More than 1.3 billion people live with a “significant disability.” However, many treatment methods offered to those with mobility disabilities are largely ineffective as persons with disabilities have twice the risk of developing conditions like asthma, diabetes, stroke, and obesity. 


Mobility aids that utilize robotics can improve the lives of people with disabilities. Robotic wheelchairs like Ming Liu’s can navigate 3D spaces by employing ultrasound sensors. Liu — IEEE Senior Member and Assistant Professor at Hong Kong University of Science and Technology — explains that his robot “creates a 3-D representation of the environment,” and can “can automatically move from point A to point B.” 


Recently developed assistive robotics can be paired with smart technology to improve the quality of life for users with disabilities. For example, robotics like Roomba can be partnered with virtual home assistants to work via voice commands. In the coming years, more consumer robots will work their way into our homes in the form of Yarbo and the Hapta Gimbal. 

Freedom and Self-Sufficiency 

It’s important to recognize that disability does not equal inability. Folks who live with disabilities are entirely capable of taking care of themselves or fulfilling their goals without the oversight of every good-spirited passerby — and robotics are here to help. 
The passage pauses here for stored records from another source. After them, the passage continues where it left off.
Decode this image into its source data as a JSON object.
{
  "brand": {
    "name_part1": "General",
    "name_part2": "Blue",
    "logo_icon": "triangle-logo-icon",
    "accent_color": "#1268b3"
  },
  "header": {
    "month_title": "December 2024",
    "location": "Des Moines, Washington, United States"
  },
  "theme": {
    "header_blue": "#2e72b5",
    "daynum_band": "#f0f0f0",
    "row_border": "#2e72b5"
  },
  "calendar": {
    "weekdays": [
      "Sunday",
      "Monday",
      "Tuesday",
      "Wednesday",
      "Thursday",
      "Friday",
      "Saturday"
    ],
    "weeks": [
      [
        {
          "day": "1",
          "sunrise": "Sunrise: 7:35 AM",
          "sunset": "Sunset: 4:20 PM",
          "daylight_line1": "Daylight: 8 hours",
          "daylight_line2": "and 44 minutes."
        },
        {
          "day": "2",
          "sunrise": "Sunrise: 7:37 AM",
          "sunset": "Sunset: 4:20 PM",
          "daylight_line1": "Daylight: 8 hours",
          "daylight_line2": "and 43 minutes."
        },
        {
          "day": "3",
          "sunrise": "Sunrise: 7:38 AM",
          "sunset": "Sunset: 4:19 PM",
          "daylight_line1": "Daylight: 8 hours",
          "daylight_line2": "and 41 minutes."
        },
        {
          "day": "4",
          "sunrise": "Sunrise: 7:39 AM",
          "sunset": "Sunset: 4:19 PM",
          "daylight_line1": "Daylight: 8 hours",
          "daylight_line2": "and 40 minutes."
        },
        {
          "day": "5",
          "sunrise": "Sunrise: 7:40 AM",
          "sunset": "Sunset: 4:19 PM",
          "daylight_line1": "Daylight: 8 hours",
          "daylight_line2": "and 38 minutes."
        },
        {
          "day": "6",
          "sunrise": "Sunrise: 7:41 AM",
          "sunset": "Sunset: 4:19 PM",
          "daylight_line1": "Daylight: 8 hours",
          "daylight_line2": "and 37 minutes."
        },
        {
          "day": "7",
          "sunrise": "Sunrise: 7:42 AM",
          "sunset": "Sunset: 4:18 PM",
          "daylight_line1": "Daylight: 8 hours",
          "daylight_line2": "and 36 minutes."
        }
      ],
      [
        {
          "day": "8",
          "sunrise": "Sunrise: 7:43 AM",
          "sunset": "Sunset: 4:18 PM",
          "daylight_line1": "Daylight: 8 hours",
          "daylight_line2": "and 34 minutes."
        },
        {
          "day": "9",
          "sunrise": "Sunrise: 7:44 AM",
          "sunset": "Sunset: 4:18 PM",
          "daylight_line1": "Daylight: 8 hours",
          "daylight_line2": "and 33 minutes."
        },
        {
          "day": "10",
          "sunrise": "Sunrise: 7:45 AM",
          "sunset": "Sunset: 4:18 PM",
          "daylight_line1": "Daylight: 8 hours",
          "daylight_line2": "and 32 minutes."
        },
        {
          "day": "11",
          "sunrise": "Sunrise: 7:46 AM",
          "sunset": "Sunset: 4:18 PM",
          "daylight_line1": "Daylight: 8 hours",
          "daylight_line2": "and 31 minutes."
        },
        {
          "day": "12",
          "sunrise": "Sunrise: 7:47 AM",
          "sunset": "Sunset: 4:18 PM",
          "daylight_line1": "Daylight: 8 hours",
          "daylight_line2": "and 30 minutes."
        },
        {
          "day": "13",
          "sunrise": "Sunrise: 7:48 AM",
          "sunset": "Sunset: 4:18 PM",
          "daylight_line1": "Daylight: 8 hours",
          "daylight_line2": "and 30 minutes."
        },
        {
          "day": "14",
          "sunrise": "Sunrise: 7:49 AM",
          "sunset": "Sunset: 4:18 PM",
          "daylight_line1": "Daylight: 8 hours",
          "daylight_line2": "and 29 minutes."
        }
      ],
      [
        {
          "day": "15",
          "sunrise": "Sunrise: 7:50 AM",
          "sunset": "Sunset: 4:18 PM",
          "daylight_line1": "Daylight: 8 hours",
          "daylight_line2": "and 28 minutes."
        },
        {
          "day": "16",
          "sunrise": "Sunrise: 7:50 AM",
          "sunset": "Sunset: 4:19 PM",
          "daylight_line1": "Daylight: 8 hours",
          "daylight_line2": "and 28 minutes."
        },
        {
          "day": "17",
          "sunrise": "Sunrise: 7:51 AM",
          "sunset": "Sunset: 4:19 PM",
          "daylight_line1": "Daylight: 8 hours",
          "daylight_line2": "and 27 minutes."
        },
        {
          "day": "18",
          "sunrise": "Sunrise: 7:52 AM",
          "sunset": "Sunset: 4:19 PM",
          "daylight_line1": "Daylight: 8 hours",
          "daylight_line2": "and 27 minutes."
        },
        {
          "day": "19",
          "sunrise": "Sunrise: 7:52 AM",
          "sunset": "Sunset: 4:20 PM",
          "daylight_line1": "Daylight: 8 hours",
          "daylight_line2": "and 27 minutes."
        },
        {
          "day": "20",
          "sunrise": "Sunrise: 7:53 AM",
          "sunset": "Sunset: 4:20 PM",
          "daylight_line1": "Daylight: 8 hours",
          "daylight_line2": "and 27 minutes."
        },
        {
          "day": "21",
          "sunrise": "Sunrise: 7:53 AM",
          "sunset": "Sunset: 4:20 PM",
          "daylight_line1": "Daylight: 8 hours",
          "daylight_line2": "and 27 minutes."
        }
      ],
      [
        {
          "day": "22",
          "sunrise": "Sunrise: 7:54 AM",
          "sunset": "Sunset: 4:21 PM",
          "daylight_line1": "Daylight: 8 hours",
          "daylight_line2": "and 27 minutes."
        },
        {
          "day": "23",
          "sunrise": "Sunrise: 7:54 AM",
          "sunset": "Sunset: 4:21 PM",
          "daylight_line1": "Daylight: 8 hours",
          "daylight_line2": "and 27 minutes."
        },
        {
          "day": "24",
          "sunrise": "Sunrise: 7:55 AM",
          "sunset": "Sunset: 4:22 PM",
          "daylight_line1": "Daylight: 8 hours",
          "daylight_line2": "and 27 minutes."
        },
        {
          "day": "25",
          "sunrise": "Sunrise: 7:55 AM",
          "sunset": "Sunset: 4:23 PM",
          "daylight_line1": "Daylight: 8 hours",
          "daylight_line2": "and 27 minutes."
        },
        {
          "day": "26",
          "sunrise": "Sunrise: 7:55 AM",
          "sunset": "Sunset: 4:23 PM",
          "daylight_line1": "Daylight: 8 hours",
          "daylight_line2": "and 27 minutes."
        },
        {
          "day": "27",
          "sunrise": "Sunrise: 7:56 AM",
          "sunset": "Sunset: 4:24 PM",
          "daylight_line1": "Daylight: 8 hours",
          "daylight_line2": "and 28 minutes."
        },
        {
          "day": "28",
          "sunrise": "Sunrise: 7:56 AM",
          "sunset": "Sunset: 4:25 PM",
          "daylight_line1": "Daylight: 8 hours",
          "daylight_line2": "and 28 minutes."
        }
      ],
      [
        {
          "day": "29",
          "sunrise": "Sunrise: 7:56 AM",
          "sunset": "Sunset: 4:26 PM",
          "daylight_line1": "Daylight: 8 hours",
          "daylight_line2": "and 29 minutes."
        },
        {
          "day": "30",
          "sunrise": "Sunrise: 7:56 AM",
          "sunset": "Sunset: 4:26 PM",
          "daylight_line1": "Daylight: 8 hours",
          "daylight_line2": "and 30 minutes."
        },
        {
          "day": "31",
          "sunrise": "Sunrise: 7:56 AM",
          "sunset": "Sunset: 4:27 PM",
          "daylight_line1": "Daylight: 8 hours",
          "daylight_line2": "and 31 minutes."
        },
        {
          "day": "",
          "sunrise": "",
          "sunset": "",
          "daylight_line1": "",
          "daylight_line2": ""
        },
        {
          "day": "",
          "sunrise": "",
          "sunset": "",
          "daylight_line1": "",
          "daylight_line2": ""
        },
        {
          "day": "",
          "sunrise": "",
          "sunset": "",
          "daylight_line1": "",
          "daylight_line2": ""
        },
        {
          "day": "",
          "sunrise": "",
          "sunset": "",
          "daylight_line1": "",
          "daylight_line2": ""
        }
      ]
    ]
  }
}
Robotics can give people who live with disabilities a chance to become even more self-sufficient. This is particularly important in the workplace, where misguided opinions about disabilities continue to deter employees from all backgrounds. 


Technology is improving diversity, equity, and inclusion (DEI) by ensuring that all employees can work without distraction or prejudice. Technology like screen readers and subtitles for video meetings are now standard in most major firms. AI-led robotics is leveling the playing field and giving every employee a chance to pursue their career goals. 


Robotics can also help those with mobility disabilities travel without supervision. This is best illustrated through self-driving cars that use automation to drive without human intervention. This level of automation offers users a heightened level of freedom while reducing accidents, congestion, and carbon emissions. Robotic cars aren’t approved for public use yet, but the world’s first automated bus service has recently been rolled out in Edinburgh. 


Improvements in artificial intelligence and automation have ushered in a new era of robotics. Self-driving cars and mobility aids give folks with disabilities greater freedom and heightened self-sufficiency. Similarly, wearable tech can help people track their health, improve rehabilitation treatments, and alleviate their symptoms.